Repurposing a space that isn’t a gallery can create a richer context for the artwork because it develops a relationship with the surroundings and this can be a unique and unforgettable experience for the viewer.
This past weekend, curators Alexa Hoyer and Elisabeth Smolarz produced an art exhibition in a florescent lit, wood paneled old medical office on Manhattan Ave in Greenpoint called “This Won’t Hurt a Bit.” It was anything but sterile.
The white casement windows on the building’s facade literally set the stage for the weekend performances by Hossanah Asunction, with viewers seated on the sidewalk looking into the storefront. Another performance by Lara Allen happened on top of the reception desk.
Behind the reception desk, “Sameer Kapoor staged a spoken word performance about how in the year 2040 Greenpoint has become the wealthiest, most affluent area in the city. It’s a mixture of current facts and fiction that playfully comments about gentrification, pollution and impending doom,” explained curator Alexa Hoyer.
Past the waiting room, which also served as the socializing area, there was a long narrow hallway where 1 min songs played by No Hope, a collaboration between curator Elisabeth Smolarz and Jan Wilker, that were “contemplating the current state of affairs.”
The corridor connected examination rooms, laboratory areas and x-ray rooms where artists were invited to show their work in what felt like an open studios of sorts.
Hoyer explained that “we invited a variety of artists working in various disciplines from different parts of our lives and various art communities…The rooms make it possible for each artist to be seen individually.”
Room after room, discovering each installation alongside outdated exam tables felt like a treasure hunt. The space itself provided a visceral feeling of the unknown for the viewer in much the way a patient might feel heading into an examination room, except instead of potential bad news, the viewer feels a sense of excitement for the novelty ahead.
On choosing artwork for the show, Hoyer said that, “we were looking for works that complement the setting without compromising the unique voice or content.

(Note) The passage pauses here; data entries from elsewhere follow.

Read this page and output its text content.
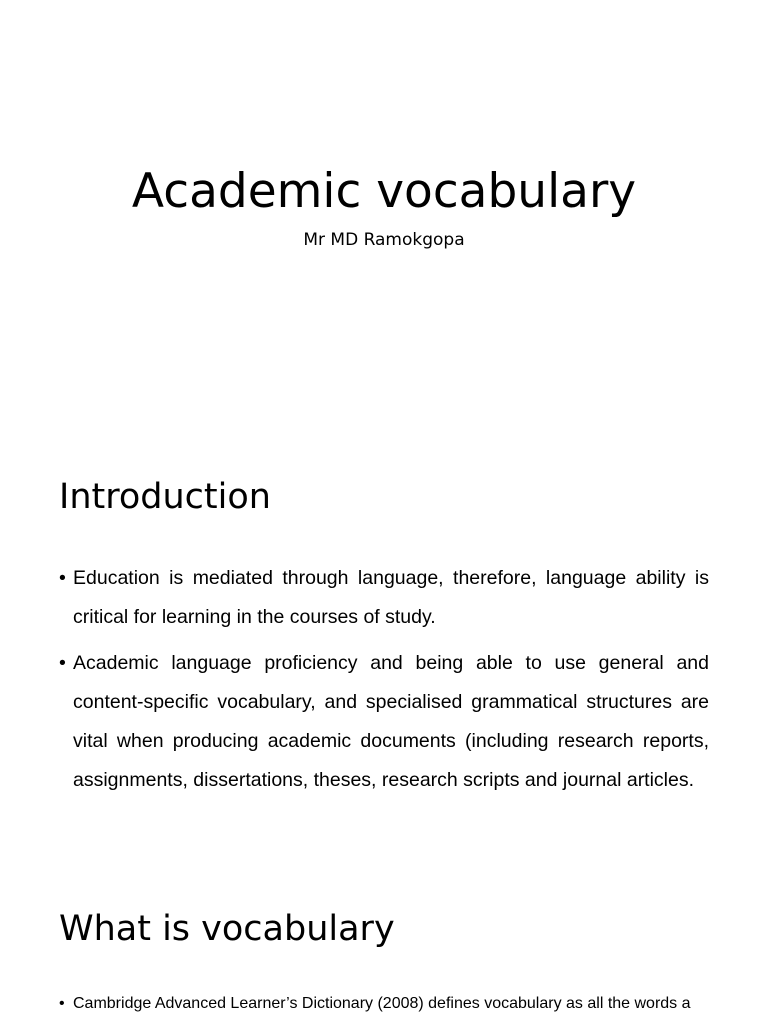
Academic vocabulary

Mr MD Ramokgopa

Introduction
• Education is mediated through language, therefore, language ability is critical for learning in the courses of study.
• Academic language proficiency and being able to use general and content-specific vocabulary, and specialised grammatical structures are vital when producing academic documents (including research reports, assignments, dissertations, theses, research scripts and journal articles.
What is vocabulary
• Cambridge Advanced Learner’s Dictionary (2008) defines vocabulary as all the words a
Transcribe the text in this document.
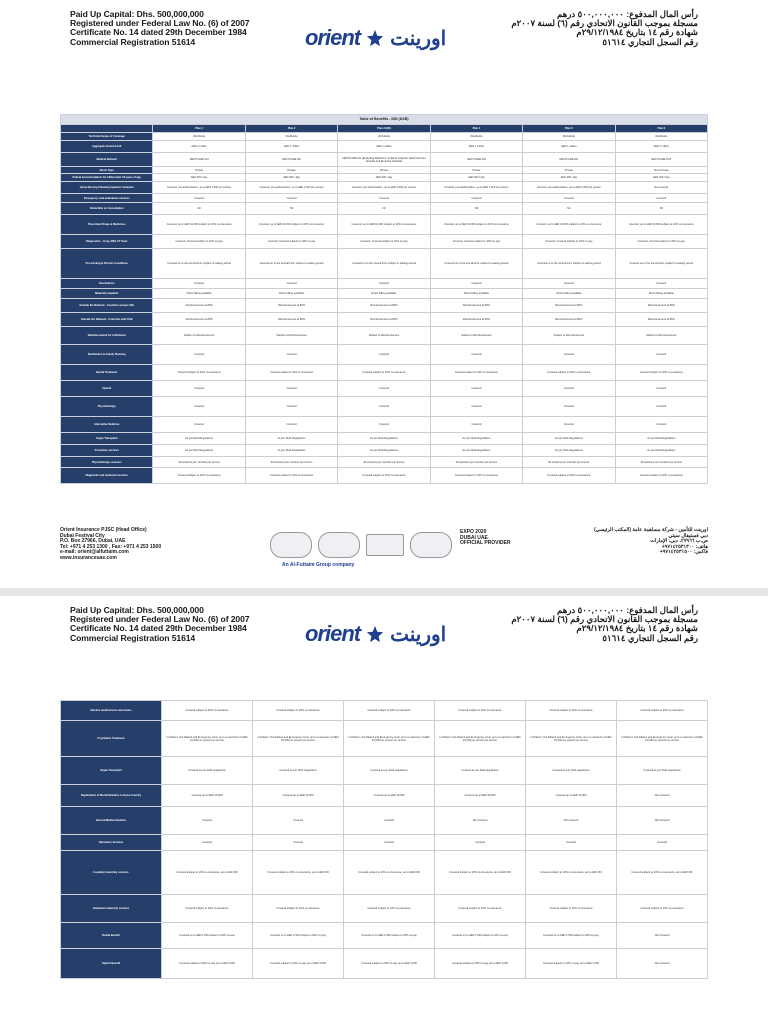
Paid Up Capital: Dhs. 500,000,000
Registered under Federal Law No. (6) of 2007
Certificate No. 14 dated 29th December 1984
Commercial Registration 51614	orient اورينت
رأس المال المدفوع: ٥٠٠,٠٠٠,٠٠٠ درهم
مسجلة بموجب القانون الاتحادي رقم (٦) لسنة ٢٠٠٧م
شهادة رقم ١٤ بتاريخ ٢٩/١٢/١٩٨٤م
رقم السجل التجاري ٥١٦١٤
Table of Benefits - IND (DXB)						
	Plan 1	Plan 2	Plan 3 (ER)	Plan 4	Plan 5	Plan 6
Territorial Scope of Coverage	Worldwide	Worldwide	Worldwide	Worldwide	Worldwide	Worldwide
Aggregate Annual Limit	AED 1 million	AED 1 million	AED 1 million	AED 1 million	AED 1 million	AED 1 million
Medical Network	NEXTCARE GN	NEXTCARE RN	NEXTCARE GN (Excluding Mediclinic, Al Zahra Hospital, Saudi German Hospital and Emirates Hospital)	NEXTCARE RN	NEXTCARE GN	NEXTCARE PCP
Room Type	Private	Private	Private	Private	Private	Semi-Private
Patient Accommodation for Child under 18 years of age	AED 300 / day	AED 300 / day	AED 300 / day	AED 300 / day	AED 300 / day	AED 150 / day
Home Nursing following Inpatient treatment	Covered, pre-authorization, up to AED 1,500 per person	Covered, pre-authorization, up to AED 1,500 per person	Covered, pre-authorization, up to AED 1,500 per person	Covered, pre-authorization, up to AED 1,500 per person	Covered, pre-authorization, up to AED 1,500 per person	Not covered
Emergency road ambulance services	Covered	Covered	Covered	Covered	Covered	Covered
Deductible on Consultation	Nil	Nil	Nil	Nil	Nil	Nil
Prescribed Drugs & Medicines	Covered, up to AED 10,000 subject to 10% co-insurance	Covered, up to AED 10,000 subject to 10% co-insurance	Covered, up to AED 10,000 subject to 10% co-insurance	Covered, up to AED 10,000 subject to 10% co-insurance	Covered, up to AED 10,000 subject to 10% co-insurance	Covered, up to AED 10,000 subject to 10% co-insurance
Diagnostics - X-ray, MRI, CT Scan	Covered, Covered subject to 10% co-pay	Covered, Covered subject to 10% co-pay	Covered, Covered subject to 10% co-pay	Covered, Covered subject to 10% co-pay	Covered, Covered subject to 10% co-pay	Covered, Covered subject to 10% co-pay
Pre-existing & Chronic Conditions	Covered up to the annual limit; subject to waiting period	Covered up to the annual limit; subject to waiting period	Covered up to the annual limit; subject to waiting period	Covered up to the annual limit; subject to waiting period	Covered up to the annual limit; subject to waiting period	Covered up to the annual limit; subject to waiting period
Vaccinations	Covered	Covered	Covered	Covered	Covered	Covered
Maternity Inpatient	Direct billing available	Direct billing available	Direct billing available	Direct billing available	Direct billing available	Direct billing available
Outside the Network - Countries except UAE	Reimbursement at 80%	Reimbursement at 80%	Reimbursement at 80%	Reimbursement at 80%	Reimbursement at 80%	Reimbursement at 80%
Outside the Network - Countries with UAE	Reimbursement at 80%	Reimbursement at 80%	Reimbursement at 80%	Reimbursement at 80%	Reimbursement at 80%	Reimbursement at 80%
Reimbursement for In-Network	Subject to Reimbursement	Subject to Reimbursement	Subject to Reimbursement	Subject to Reimbursement	Subject to Reimbursement	Subject to Reimbursement
Sterilization & Family Planning	Covered	Covered	Covered	Covered	Covered	Covered
Dental Treatment	Covered subject to 20% co-insurance	Covered subject to 20% co-insurance	Covered subject to 20% co-insurance	Covered subject to 20% co-insurance	Covered subject to 20% co-insurance	Covered subject to 20% co-insurance
Optical	Covered	Covered	Covered	Covered	Covered	Covered
Physiotherapy	Covered	Covered	Covered	Covered	Covered	Covered
Alternative Medicine	Covered	Covered	Covered	Covered	Covered	Covered
Organ Transplant	As per DHA Regulations	As per DHA Regulations	As per DHA Regulations	As per DHA Regulations	As per DHA Regulations	As per DHA Regulations
Preventive services	As per DHA Regulations	As per DHA Regulations	As per DHA Regulations	As per DHA Regulations	As per DHA Regulations	As per DHA Regulations
Physiotherapy sessions	30 sessions per member per annum	30 sessions per member per annum	30 sessions per member per annum	30 sessions per member per annum	30 sessions per member per annum	30 sessions per member per annum
Diagnostic and treatment services	Covered subject to 20% co-insurance	Covered subject to 20% co-insurance	Covered subject to 20% co-insurance	Covered subject to 20% co-insurance	Covered subject to 20% co-insurance	Covered subject to 20% co-insurance
Orient Insurance PJSC (Head Office)
Dubai Festival City
P.O. Box 27966, Dubai, UAE
Tel: +971 4 253 1300 , Fax: +971 4 253 1500
e-mail: orient@alfuttaim.com
www.insuranceuae.com
EXPO 2020
DUBAI UAE
OFFICIAL PROVIDER
An Al-Futtaim Group company
اورينت للتأمين - شركة مساهمة عامة (المكتب الرئيسي)
دبي فستيفال سيتي
ص.ب ٢٧٩٦٦، دبي، الإمارات
هاتف: ٩٧١٤٢٥٣١٣٠٠+
فاكس: ٩٧١٤٢٥٣١٥٠٠+
Paid Up Capital: Dhs. 500,000,000
Registered under Federal Law No. (6) of 2007
Certificate No. 14 dated 29th December 1984
Commercial Registration 51614	orient اورينت
رأس المال المدفوع: ٥٠٠,٠٠٠,٠٠٠ درهم
مسجلة بموجب القانون الاتحادي رقم (٦) لسنة ٢٠٠٧م
شهادة رقم ١٤ بتاريخ ٢٩/١٢/١٩٨٤م
رقم السجل التجاري ٥١٦١٤
Elective medical tests and exams	Covered subject to 20% co-insurance	Covered subject to 20% co-insurance	Covered subject to 20% co-insurance	Covered subject to 20% co-insurance	Covered subject to 20% co-insurance	Covered subject to 20% co-insurance
Psychiatric Treatment	In-Patient, Out-Patient and Emergency cover up to a maximum of AED 10,000 per person per annum	In-Patient, Out-Patient and Emergency cover up to a maximum of AED 10,000 per person per annum	In-Patient, Out-Patient and Emergency cover up to a maximum of AED 10,000 per person per annum	In-Patient, Out-Patient and Emergency cover up to a maximum of AED 10,000 per person per annum	In-Patient, Out-Patient and Emergency cover up to a maximum of AED 10,000 per person per annum	In-Patient, Out-Patient and Emergency cover up to a maximum of AED 10,000 per person per annum
Organ Transplant	Covered as per DHA regulations	Covered as per DHA regulations	Covered as per DHA regulations	Covered as per DHA regulations	Covered as per DHA regulations	Covered as per DHA regulations
Repatriation of Mortal Remains to Home Country	Covered up to AED 10,000	Covered up to AED 10,000	Covered up to AED 10,000	Covered up to AED 10,000	Covered up to AED 10,000	Not Covered
Second Medical Opinion	Covered	Covered	Covered	Not Covered	Not Covered	Not Covered
Optometry Services	Covered	Covered	Covered	Covered	Covered	Covered
In-patient maternity services	Covered subject to 10% co-insurance, up to AED 150	Covered subject to 10% co-insurance, up to AED 150	Covered subject to 10% co-insurance, up to AED 150	Covered subject to 10% co-insurance, up to AED 150	Covered subject to 10% co-insurance, up to AED 150	Covered subject to 10% co-insurance, up to AED 150
Outpatient maternity services	Covered subject to 10% co-insurance	Covered subject to 10% co-insurance	Covered subject to 10% co-insurance	Covered subject to 10% co-insurance	Covered subject to 10% co-insurance	Covered subject to 10% co-insurance
Dental Benefit	Covered up to AED 1,500 subject to 20% co-pay	Covered up to AED 1,500 subject to 20% co-pay	Covered up to AED 1,500 subject to 20% co-pay	Covered up to AED 1,500 subject to 20% co-pay	Covered up to AED 1,500 subject to 20% co-pay	Not Covered
Optical Benefit	Covered subject to 20% co-pay up to AED 1,000	Covered subject to 20% co-pay up to AED 1,000	Covered subject to 20% co-pay up to AED 1,000	Covered subject to 20% co-pay up to AED 1,000	Covered subject to 20% co-pay up to AED 1,000	Not Covered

Some of the artists added components of the former medical office to create site specific installations and others used the rooms as more traditional spaces.”
The glass cabinet displayed by Hoyer’s former professor Cyriaco Lopes, which is part of a larger project ‘Crimes against love’ that deals with crimes against homosexuals, was an interesting juxtaposition in a room with a dilapidated drop ceiling and ripped up vinyl flooring. The viewer was invited to take a closer look and literally step on the installation as long as they took off their shoes, playing into the delicateness of the subject matter that exists in a violent and crude world.
Harriet Salmon treated the space in a much more straight forward but no less effective way with her colorful patterns of photos she creates in her studio then digitally prints on silk.
On first glance Alexa Hoyer’s installation called “Natural History Project” seemed like a collection of nature photos, but on closer look there was a distortion in the perspective while the landscapes had a painted effect that created a subtle disconnect and curiosity for the viewer. Hoyer said that she is “interested in exploring the representation of nature and narrative, playing with the slippery border of the real and the imaginary … The pictures raise questions about the reality that is often assumed in a photographic project.”
Nearby a room held office hours during which visitors could interact with Naomi Miller, Public Intellectual.
The hallway ended in the X-Ray room with an installation called “Machines” by Philadelphia artist Tim Belknap. Clunky and awkward hunks of metal “robots” were remote controlled by guests. Their unexpected and strangely timed movements were perfectly suited for a space that housed odd and outdated medical machinery used to diagnose broken bones and failed insides.
While the variety of work and artists in “This Won’t Hurt a Bit” might not make sense together in a traditional gallery, presented within the context of the Medical Office, the show successfully united the work into a broader theme of unexpectedness and curiosity, playing off feelings that might be experienced in an actual Medical Office, but here without the anxiety and pressure. This show was fun.
While the Medical Office won’t be available for any more art shows, look forward to more collaborations between curators Alexa Hoyer and Elizabeth Smolarz.